Admittedly, the present general criminalization and punishment of those involved in the sex trade is unfair and unworthy to the extent that the providers of sexual services, both women and men, are the ones who are being exploited by the managers and organizers of this despicable activity, who are the ones who should indeed bear the brunt of the punishment. Neither this article nor this author endorse blaming, or punishing, any of the victims of the sex trade. However, that stance in no way excuses the perpetrators from full punishment under various laws, statutes, and similar standards now in effect.
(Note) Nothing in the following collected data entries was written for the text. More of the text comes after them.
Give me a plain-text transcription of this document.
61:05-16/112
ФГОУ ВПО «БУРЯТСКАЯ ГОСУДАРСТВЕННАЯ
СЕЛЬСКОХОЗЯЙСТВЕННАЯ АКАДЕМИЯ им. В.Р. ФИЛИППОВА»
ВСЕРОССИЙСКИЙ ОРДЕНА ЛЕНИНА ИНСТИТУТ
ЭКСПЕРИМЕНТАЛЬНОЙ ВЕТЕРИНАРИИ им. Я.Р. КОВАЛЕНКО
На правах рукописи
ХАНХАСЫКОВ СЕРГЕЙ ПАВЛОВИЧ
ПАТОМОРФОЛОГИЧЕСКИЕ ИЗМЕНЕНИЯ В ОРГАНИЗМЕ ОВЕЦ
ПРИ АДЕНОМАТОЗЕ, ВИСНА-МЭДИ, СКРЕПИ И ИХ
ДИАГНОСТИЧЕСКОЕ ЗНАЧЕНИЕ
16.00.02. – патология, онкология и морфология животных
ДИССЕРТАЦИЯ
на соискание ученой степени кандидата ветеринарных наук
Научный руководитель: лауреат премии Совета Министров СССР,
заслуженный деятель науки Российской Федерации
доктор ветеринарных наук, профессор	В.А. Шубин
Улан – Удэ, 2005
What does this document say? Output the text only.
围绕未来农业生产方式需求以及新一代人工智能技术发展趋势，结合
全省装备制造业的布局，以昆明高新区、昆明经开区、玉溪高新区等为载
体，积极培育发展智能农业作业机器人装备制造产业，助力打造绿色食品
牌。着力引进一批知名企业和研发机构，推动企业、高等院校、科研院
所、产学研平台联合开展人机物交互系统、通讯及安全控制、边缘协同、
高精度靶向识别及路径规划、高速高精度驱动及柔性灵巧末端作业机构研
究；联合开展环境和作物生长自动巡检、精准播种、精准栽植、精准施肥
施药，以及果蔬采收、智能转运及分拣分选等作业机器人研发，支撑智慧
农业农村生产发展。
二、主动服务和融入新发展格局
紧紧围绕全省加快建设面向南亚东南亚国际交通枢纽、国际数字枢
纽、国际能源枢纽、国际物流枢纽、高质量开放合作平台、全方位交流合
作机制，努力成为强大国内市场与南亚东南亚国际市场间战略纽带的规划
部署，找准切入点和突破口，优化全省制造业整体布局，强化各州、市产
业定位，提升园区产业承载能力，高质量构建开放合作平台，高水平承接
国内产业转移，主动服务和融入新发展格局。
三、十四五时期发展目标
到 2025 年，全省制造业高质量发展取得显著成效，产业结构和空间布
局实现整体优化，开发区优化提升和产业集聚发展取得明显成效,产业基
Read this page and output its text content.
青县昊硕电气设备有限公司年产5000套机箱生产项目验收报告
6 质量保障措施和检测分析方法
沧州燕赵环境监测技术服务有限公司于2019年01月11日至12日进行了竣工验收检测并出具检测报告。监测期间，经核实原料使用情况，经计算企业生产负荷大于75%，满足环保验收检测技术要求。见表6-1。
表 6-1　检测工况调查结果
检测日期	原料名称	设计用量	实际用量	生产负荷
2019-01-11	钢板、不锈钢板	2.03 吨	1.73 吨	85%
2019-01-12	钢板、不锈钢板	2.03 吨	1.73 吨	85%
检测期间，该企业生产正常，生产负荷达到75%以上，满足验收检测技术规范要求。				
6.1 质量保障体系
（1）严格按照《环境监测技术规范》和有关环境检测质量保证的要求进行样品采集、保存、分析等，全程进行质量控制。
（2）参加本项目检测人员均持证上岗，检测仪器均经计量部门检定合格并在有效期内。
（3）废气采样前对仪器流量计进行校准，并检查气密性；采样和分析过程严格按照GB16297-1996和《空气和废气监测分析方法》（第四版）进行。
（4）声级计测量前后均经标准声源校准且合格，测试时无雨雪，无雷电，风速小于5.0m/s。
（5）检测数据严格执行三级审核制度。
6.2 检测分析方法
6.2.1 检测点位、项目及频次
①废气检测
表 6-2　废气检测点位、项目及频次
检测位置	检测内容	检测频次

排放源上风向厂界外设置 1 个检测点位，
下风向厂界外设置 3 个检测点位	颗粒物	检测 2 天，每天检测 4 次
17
It is perfectly possible, and indeed necessary, to separate
out the perpetrators from their victims, and to prosecute, convict, and punish
those perpetrators to the fullest extent of all relevant laws. The proposed new
Amnesty International policy lumps all sides of the sex trade together,
equating the victims with the perpetrators.
By doing so, were the Amnesty recommendation to be followed, there would
be a giant step backward in the protection of sex trade workers of both
genders. The victims and the perpetrators
would all be excused from the criminal side of the sex trade, and from the
incredible and incurable violations of human rights which are inherent and
inevitable. Amnesty International needs to drop their present
proposal, and re-think the entire issue.
Sometimes, the best of intentions make for horrendous policies -- this is
one of those times, and one of those issues of awful abuse.
Amnesty International's proposal to remove criminal penalties from the sex trade.